Et quels sont les moyens plus techniques pour protéger ses données ?

Techniquement, la seule solution permettant de protéger ses données est la cryptographie. En chiffrant les données transmises et stockées avec un algorithme sûr, par exemple de conception française et qualifié par l'ANSSI, les entreprises de l'Hexagone peuvent en assurer à la fois la confidentialité et l'intégrité. Des solutions commencent à apparaître sur le marché, comme CipherCloud, PerspecSys ou Vormetric. Mais leur portée fonctionnelle reste limitée, notamment car le cloud ne sait pas traiter des données chiffrées. Au mieux, les systèmes peuvent donc assurer le stockage de ces données dans le cloud.

Il n'y donc aucun espoir de mettre à l'abri des regards ses données cloud ?

Le futur nous réserve peut-être de bonnes surprises avec le chiffrement homomorphique, qui permet le traitement des données chiffrées sans devoir les déchiffrer. Bien qu'à l'état de projet de recherche, cette technologie, déjà opérationnelle, est prometteuse pour la sécurité du cloud.

Les entreprises françaises doivent-elles s'inquiéter au sujet de leurs données stockées dans les grands clouds américains ?

Une démarche classique d'analyse de risque permettra d'évaluer les risques liés au cloud, qui ne sont pas forcément plus élevés qu'un hébergement interne, mais certainement différents.
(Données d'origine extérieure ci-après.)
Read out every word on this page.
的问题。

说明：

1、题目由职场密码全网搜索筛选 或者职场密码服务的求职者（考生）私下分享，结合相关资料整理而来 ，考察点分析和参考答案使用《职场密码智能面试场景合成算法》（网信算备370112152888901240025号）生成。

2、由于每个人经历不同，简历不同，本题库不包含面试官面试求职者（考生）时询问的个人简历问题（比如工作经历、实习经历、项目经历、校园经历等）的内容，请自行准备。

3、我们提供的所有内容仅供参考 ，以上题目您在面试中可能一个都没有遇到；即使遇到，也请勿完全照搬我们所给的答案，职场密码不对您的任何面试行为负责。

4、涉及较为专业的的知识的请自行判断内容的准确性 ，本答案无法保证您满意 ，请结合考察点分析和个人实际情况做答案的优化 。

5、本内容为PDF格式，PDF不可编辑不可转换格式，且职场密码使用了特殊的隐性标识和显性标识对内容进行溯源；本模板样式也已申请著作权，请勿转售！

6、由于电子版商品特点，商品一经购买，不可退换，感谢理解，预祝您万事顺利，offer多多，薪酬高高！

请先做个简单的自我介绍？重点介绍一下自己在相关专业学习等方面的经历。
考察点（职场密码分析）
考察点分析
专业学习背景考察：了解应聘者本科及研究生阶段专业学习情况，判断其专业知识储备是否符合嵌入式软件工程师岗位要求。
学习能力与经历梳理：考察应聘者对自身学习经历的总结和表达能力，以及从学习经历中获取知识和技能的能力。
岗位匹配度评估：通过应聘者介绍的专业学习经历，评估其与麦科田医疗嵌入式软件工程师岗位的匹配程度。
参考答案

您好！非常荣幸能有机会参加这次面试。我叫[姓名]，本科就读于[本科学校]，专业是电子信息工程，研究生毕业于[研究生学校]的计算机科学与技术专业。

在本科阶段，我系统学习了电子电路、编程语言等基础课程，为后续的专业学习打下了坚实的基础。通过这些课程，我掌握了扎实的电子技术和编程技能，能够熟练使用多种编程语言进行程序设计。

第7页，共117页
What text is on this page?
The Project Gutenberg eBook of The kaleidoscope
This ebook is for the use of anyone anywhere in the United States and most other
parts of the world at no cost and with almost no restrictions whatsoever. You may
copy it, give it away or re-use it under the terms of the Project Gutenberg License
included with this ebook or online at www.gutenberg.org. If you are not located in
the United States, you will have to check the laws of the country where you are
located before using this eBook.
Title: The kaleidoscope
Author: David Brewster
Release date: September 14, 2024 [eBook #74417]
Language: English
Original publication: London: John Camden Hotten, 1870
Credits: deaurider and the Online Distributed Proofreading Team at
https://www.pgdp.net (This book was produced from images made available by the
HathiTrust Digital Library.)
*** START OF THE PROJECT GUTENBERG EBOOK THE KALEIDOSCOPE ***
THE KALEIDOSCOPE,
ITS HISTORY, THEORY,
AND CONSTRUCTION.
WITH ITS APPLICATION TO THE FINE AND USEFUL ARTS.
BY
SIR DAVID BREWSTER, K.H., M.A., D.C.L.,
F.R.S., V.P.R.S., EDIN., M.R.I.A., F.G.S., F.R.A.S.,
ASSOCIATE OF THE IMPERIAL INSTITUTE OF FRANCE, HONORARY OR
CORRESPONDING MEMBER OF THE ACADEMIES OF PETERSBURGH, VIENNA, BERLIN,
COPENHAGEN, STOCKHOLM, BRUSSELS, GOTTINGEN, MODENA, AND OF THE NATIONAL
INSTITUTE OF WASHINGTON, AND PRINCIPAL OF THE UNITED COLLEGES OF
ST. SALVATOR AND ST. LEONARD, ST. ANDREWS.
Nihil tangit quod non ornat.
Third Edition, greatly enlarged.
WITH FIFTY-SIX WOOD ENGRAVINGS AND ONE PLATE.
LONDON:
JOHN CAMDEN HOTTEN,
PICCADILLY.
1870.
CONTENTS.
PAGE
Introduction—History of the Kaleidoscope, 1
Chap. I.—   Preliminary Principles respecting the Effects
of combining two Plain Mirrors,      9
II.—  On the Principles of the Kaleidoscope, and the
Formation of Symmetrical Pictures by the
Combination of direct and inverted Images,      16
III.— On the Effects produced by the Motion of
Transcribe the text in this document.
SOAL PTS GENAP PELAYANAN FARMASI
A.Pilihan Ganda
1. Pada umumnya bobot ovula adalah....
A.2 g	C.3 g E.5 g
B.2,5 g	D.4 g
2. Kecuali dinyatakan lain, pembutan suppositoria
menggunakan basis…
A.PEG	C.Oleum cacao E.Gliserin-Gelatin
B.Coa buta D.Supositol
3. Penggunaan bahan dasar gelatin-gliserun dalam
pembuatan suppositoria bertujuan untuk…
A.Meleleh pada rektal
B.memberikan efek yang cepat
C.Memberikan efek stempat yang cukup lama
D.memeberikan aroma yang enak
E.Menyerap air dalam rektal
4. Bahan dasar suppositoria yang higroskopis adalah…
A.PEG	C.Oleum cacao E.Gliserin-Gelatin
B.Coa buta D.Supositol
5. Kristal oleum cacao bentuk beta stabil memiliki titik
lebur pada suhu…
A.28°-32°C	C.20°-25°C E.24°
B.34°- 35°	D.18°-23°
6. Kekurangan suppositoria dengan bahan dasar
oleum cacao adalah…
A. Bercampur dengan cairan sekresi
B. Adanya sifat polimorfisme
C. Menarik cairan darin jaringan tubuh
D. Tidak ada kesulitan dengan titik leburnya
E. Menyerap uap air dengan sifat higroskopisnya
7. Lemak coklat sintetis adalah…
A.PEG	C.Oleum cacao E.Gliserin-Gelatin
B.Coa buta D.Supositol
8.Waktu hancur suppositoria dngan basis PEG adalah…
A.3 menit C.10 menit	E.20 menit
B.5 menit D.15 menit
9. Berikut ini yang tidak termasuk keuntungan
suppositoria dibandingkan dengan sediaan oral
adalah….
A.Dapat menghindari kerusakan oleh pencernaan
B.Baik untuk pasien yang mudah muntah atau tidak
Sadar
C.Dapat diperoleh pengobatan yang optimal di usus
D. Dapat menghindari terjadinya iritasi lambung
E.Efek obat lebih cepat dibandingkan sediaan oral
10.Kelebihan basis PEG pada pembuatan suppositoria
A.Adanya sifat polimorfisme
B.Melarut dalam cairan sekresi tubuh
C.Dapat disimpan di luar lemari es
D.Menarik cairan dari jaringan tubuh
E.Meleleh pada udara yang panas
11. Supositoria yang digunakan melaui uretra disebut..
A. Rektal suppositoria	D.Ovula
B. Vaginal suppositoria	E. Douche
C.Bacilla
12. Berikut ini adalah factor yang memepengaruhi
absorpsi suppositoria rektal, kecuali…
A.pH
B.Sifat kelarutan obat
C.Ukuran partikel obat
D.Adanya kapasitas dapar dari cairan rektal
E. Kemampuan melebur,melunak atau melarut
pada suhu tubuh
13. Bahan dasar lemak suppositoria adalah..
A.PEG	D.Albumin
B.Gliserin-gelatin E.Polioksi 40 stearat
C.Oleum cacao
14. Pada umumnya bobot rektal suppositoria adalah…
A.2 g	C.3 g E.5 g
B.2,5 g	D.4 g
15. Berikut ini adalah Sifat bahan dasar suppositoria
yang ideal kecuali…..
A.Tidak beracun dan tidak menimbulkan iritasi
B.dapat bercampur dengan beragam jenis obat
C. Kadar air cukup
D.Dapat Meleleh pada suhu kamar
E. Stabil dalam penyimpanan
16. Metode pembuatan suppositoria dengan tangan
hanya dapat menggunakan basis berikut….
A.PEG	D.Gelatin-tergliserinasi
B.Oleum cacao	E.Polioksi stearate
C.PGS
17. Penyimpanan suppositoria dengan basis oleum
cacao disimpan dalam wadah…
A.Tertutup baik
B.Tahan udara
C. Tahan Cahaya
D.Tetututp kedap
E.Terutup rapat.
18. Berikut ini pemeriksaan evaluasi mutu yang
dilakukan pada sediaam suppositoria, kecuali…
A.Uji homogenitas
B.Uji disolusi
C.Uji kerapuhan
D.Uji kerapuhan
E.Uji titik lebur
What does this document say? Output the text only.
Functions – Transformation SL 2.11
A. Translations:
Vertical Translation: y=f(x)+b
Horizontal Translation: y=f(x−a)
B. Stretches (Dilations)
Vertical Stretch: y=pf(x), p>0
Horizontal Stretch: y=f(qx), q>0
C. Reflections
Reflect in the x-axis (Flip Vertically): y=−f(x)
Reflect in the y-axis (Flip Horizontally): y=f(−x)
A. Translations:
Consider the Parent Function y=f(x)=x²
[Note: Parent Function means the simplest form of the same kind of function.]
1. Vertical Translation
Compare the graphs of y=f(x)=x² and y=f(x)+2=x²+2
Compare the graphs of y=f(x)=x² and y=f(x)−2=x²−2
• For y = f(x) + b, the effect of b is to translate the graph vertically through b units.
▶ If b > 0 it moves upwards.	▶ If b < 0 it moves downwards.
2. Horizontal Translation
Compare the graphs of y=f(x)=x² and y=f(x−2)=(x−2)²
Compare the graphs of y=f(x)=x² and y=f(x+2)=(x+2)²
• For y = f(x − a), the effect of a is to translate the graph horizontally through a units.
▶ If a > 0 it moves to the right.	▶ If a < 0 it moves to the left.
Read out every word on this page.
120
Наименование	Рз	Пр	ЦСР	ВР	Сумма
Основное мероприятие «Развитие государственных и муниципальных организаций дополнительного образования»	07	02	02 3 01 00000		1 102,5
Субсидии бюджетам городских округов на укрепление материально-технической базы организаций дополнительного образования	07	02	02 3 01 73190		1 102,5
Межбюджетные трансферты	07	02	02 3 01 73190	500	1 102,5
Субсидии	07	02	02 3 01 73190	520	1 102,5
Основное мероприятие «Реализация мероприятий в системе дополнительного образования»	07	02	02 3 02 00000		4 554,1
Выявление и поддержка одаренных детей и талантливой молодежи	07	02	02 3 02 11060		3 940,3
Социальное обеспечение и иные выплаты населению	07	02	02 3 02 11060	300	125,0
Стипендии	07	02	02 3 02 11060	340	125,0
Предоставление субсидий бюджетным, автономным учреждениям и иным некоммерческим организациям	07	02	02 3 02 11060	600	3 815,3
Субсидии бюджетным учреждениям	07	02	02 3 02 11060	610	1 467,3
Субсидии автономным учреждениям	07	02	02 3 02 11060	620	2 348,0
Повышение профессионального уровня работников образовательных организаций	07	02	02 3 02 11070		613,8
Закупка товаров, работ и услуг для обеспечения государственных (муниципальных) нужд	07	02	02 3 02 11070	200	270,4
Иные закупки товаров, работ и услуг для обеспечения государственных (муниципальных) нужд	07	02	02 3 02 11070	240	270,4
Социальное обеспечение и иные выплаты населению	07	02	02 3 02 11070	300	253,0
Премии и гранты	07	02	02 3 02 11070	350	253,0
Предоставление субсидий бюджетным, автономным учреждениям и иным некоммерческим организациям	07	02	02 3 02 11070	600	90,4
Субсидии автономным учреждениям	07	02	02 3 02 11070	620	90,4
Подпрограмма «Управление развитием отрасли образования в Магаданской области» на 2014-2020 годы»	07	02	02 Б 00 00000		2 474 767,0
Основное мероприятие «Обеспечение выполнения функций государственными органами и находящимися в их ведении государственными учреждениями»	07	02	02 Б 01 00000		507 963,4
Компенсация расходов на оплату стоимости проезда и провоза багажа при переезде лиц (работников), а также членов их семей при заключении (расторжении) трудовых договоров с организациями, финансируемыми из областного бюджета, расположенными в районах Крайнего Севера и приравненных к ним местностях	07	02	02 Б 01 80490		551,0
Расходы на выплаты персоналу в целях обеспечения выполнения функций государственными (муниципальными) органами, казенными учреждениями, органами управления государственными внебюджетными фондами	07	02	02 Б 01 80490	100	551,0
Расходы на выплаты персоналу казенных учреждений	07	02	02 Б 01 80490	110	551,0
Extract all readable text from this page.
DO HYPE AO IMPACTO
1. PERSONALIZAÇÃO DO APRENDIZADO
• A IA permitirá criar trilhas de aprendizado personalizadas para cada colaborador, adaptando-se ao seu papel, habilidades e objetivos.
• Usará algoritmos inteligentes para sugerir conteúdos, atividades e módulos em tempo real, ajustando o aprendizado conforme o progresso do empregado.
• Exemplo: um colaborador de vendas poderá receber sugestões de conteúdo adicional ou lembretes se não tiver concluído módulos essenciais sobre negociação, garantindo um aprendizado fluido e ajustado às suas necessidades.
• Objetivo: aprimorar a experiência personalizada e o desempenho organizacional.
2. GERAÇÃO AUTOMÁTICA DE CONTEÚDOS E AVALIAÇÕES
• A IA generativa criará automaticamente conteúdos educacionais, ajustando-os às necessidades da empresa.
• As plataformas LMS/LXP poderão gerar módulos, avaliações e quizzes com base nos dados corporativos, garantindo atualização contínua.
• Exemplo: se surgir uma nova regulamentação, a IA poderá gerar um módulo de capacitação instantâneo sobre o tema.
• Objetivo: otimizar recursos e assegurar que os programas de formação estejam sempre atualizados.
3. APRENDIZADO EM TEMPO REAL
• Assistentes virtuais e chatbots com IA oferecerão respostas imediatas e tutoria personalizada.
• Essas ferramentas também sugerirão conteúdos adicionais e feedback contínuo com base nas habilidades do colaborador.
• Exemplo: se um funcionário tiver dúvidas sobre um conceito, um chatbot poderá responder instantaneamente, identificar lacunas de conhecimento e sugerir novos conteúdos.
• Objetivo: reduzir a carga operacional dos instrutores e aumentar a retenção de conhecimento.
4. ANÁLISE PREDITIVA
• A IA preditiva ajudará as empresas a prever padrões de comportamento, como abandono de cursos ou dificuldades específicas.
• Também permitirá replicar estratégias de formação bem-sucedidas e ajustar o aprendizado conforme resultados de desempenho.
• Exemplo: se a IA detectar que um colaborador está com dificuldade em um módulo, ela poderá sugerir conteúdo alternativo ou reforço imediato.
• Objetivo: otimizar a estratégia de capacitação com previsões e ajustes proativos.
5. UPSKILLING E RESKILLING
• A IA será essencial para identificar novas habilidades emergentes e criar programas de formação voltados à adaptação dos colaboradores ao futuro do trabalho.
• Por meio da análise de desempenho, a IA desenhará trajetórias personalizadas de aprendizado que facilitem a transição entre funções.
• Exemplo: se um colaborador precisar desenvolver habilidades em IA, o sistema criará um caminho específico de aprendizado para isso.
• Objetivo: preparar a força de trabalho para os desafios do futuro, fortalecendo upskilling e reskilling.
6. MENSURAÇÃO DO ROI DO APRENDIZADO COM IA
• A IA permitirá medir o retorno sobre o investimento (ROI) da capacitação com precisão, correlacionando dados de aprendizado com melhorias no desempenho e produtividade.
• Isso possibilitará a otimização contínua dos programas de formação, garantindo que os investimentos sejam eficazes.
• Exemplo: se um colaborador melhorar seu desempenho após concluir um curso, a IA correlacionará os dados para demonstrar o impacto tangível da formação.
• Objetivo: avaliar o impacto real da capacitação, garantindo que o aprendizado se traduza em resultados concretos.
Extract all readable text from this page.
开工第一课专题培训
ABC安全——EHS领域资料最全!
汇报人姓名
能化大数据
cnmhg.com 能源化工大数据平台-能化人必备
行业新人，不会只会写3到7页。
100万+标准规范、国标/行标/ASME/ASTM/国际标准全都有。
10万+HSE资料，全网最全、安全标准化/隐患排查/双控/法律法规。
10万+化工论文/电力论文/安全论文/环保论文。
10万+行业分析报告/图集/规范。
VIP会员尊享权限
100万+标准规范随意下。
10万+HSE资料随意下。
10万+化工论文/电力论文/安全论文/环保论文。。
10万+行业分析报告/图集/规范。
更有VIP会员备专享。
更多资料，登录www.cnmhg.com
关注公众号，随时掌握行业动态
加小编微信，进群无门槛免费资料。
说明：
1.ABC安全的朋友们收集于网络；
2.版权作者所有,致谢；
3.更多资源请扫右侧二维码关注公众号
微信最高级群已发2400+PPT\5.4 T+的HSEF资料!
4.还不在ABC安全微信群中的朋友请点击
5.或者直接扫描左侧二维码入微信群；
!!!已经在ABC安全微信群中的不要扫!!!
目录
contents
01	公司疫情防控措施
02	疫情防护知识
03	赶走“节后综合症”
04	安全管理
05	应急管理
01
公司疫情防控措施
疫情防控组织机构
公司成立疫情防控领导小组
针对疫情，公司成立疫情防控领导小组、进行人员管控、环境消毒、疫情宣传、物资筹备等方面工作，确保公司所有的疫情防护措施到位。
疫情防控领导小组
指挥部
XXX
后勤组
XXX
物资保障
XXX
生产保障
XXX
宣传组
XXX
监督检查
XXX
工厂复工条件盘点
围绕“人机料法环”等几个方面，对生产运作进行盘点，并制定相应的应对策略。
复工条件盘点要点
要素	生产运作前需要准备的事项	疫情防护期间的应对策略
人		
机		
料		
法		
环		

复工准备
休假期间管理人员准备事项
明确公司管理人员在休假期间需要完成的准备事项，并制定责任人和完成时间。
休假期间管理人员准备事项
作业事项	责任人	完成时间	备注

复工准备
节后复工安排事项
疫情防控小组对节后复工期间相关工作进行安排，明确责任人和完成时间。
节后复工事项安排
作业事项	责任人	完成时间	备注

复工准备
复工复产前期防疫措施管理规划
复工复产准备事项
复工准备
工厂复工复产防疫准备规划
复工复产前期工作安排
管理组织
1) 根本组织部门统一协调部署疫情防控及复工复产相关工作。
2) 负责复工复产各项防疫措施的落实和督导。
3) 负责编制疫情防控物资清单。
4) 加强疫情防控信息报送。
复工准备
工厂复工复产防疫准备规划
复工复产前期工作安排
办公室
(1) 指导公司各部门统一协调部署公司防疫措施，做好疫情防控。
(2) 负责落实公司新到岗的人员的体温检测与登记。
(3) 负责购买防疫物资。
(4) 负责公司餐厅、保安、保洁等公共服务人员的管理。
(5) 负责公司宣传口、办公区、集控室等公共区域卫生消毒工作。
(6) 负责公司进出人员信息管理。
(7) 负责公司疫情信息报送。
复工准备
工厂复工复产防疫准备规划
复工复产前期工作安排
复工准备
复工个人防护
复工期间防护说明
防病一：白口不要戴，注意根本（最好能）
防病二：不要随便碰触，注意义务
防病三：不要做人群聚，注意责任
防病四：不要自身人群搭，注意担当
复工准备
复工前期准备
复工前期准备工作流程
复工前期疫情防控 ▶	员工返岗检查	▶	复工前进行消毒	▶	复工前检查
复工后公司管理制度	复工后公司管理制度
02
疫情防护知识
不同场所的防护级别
Dans ce cas particulier, c'est le risque d'écoute étatique qui devra être pris en compte. Or, pour bien des projets, l'impact de ce risque est très faible. Quoi qu'il en soit, tous les hébergeurs cloud ne se valent pas, et des outils existent pour évaluer leurs niveaux de sécurité. Citons la Cloud Controls Matrix, le guide de l'Anssi, ou celui de l'Enisa.

Ont-elles intérêt à recourir plutôt à des clouds français dans ce cas ?

Les hébergeurs français ne sont, a priori, pas soumis aux mêmes obligations que les entreprises américaines, mais ils doivent respecter les lois françaises qui permettent aussi aux forces de l'ordre d'accéder à des données. La nationalité française d'un hébergeur n'assure donc pas automatiquement le non accès aux données des entreprises, même si elles sont hébergées dans l'Hexagone. En outre, les lois américaines s'appliquent également aux filiales des sociétés américaines. Et des lois équivalentes existent aussi en fait dans la plupart des pays du monde. Ainsi, un accès depuis l'étranger à des données pourtant hébergées en France pourrait être possible.

En synthèse : avant de stocker ses données dans le cloud, une entreprise doit s'assurer que leur niveau de sensibilité le permet, ou alors opter pour une solution technique radicale mais encore peu déployée, le chiffrement cloud.

Chadi Hantouche est manager chez Solucom, practice Sécurité & risk management.